[net.sf-lovers] Setting the record straight about Campbell...

dht@druri.UUCP (Davis Tucker) (10/14/85)

>(1) Campbell was not a tyrant.  In fact, he encouraged many kinds of
>    experimentation in Astounding.  This is attested by Heinlein
>    (Expanded Universe) Asimov (Opus 100, Before The Golden Age)
>    and many others.  There were a couple of problems with his
>    editorship: an unreasonable insistence on "human supremacy"...
>		    [ROBERT FIRTH]

I disagree. The record of "Astounding" does not bear your assertions out.
It was "Galaxy" and "The Magazine Of Fantasy And Science Fiction" that were
on the cutting edge of experimentation. Campbell was considered tyrranical by
even his friends (same books you quote) and had a general reputation for
being so. If he encouraged experimentation, it was not in the literary
content, but in the scientific content. His insistence on human supremacy
and his well-documented, deep involvment with Dianetics most certainly
went hand-in-glove with his strict editorial control, which drove away 
most of the good science fiction writers of his day (Silverberg, Sturgeon, 
Cordwainer Smith, Aldiss, and others). As to the testimony of Heinlein and 
Asimov, neither of whom would know literary experimentation if it came up and 
bit them on their homo superior, it seems a tad facile to credit them with much 
critical acuity on the subject of their mentor and paymaster.

Davis "Thank God For Horace Gold" Tucker

Shiffman@GODZILLA.SCH.Symbolics.COM (10/17/85)

From: Hank Shiffman <Shiffman@GODZILLA.SCH.Symbolics.COM>

    Date: 14 Oct 85 03:38:41 GMT
    From: druri!dht@topaz.rutgers.edu (Davis Tucker)

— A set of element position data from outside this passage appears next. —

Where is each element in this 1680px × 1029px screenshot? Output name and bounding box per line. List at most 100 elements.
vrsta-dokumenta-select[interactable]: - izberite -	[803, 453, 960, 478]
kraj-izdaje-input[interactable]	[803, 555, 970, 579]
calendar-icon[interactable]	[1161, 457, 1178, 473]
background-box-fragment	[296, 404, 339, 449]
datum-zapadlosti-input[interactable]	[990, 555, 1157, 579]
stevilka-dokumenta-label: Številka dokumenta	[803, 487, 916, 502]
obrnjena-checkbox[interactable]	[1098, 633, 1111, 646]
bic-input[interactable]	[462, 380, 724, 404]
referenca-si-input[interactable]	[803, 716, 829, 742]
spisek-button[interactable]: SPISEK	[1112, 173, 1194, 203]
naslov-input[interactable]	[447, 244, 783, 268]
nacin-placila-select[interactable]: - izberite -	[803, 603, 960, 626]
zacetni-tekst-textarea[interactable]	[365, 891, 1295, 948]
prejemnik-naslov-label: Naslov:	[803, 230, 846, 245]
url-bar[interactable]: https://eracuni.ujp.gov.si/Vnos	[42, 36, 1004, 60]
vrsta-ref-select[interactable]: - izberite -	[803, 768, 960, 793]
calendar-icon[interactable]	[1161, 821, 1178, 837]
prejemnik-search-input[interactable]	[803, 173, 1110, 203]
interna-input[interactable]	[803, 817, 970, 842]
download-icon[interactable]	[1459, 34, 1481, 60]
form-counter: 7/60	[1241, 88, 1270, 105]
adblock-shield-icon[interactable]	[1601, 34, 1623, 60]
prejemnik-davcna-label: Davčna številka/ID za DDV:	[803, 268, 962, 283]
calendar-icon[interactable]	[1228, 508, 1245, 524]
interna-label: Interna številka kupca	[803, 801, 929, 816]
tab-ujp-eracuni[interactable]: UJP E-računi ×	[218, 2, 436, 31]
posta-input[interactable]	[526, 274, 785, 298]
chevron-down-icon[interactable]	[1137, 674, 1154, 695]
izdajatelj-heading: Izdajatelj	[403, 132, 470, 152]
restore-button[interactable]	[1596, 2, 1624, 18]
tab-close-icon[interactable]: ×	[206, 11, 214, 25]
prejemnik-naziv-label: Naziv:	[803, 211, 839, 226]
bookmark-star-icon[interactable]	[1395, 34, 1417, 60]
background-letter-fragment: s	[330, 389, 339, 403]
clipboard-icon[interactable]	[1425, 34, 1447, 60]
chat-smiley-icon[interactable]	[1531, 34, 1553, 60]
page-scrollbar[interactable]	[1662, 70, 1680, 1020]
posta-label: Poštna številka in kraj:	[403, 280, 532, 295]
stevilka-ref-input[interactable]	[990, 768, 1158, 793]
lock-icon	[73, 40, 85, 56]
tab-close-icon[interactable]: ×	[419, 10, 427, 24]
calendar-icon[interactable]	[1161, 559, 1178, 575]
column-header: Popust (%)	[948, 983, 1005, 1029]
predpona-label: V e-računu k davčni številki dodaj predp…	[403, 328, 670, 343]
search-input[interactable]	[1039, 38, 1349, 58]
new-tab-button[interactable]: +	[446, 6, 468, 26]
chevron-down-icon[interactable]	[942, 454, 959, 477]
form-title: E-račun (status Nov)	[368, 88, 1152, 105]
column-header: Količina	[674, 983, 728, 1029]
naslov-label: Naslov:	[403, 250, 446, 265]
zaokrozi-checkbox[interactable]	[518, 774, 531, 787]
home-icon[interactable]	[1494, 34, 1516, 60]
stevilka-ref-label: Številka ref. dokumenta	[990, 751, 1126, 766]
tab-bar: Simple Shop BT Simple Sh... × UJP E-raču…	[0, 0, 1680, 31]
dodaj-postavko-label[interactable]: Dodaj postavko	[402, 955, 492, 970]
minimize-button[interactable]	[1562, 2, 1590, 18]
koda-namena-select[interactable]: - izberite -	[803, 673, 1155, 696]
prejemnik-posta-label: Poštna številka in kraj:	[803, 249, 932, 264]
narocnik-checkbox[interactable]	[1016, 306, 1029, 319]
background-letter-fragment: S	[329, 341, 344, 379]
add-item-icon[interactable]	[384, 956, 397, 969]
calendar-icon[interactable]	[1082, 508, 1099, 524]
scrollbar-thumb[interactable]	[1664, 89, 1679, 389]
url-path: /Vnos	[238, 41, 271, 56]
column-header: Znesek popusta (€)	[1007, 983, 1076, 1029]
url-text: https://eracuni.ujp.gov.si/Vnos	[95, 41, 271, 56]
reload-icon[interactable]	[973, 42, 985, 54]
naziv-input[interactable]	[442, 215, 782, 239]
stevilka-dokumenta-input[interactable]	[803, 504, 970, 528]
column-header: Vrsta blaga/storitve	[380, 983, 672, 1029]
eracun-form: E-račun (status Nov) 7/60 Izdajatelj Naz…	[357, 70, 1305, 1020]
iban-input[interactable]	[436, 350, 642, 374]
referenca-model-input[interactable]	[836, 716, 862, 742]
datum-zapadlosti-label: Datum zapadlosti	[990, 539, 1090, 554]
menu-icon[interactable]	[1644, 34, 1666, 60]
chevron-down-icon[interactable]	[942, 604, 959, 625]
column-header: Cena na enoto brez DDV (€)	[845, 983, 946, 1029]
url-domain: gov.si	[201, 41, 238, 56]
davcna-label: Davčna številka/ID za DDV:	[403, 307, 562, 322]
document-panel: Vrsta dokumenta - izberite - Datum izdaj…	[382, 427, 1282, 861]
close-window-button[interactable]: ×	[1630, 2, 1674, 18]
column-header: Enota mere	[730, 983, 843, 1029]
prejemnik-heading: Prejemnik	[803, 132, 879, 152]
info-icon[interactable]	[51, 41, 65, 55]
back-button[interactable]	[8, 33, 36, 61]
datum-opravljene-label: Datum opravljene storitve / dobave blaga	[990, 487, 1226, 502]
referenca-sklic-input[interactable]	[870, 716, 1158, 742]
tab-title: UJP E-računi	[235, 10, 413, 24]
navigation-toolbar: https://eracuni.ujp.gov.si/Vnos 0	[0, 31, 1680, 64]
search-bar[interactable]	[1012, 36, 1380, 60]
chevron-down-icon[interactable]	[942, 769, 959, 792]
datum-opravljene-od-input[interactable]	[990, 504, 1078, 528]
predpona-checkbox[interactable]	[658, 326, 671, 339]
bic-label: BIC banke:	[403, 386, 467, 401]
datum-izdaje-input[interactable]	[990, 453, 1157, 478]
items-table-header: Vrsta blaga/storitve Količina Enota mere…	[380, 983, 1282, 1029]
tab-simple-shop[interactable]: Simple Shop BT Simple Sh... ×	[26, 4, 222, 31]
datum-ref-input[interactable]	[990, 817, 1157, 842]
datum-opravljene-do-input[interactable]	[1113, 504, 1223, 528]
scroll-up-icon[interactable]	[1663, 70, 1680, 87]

    >(1) Campbell was not a tyrant.  In fact, he encouraged many kinds of
    >    experimentation in Astounding.  This is attested by Heinlein
    >    (Expanded Universe) Asimov (Opus 100, Before The Golden Age)
    >    and many others.  There were a couple of problems with his
    >    editorship: an unreasonable insistence on "human supremacy"...
    >                   [ROBERT FIRTH]

    I disagree. The record of "Astounding" does not bear your assertions
    out.  It was "Galaxy" and "The Magazine Of Fantasy And Science
    Fiction" that were on the cutting edge of experimentation. Campbell
    was considered tyrranical by even his friends (same books you quote)
    and had a general reputation for being so. If he encouraged
    experimentation, it was not in the literary content, but in the
    scientific content. His insistence on human supremacy and his
    well-documented, deep involvment with Dianetics most certainly went
    hand-in-glove with his strict editorial control, which drove away
    most of the good science fiction writers of his day (Silverberg,
    Sturgeon, Cordwainer Smith, Aldiss, and others). As to the testimony
    of Heinlein and Asimov, neither of whom would know literary
    experimentation if it came up and bit them on their homo superior,
    it seems a tad facile to credit them with much critical acuity on
    the subject of their mentor and paymaster.

    Davis Tucker

If you're going to abuse someone, at least do so for the right reasons.
Asimov's description of his working relationship with Campbell is
exactly in line with everything you describe.  I refer you to Asimov's
autobiography, wherein he provides a large number of examples of
Campbell's pigheadedness and peculiar ideas.  Asimov himself found these
ideas, including or perhaps especially Dianetics and Scientology,
ridiculous in the extreme.

I guess you and the good doctor aren't so far apart after all.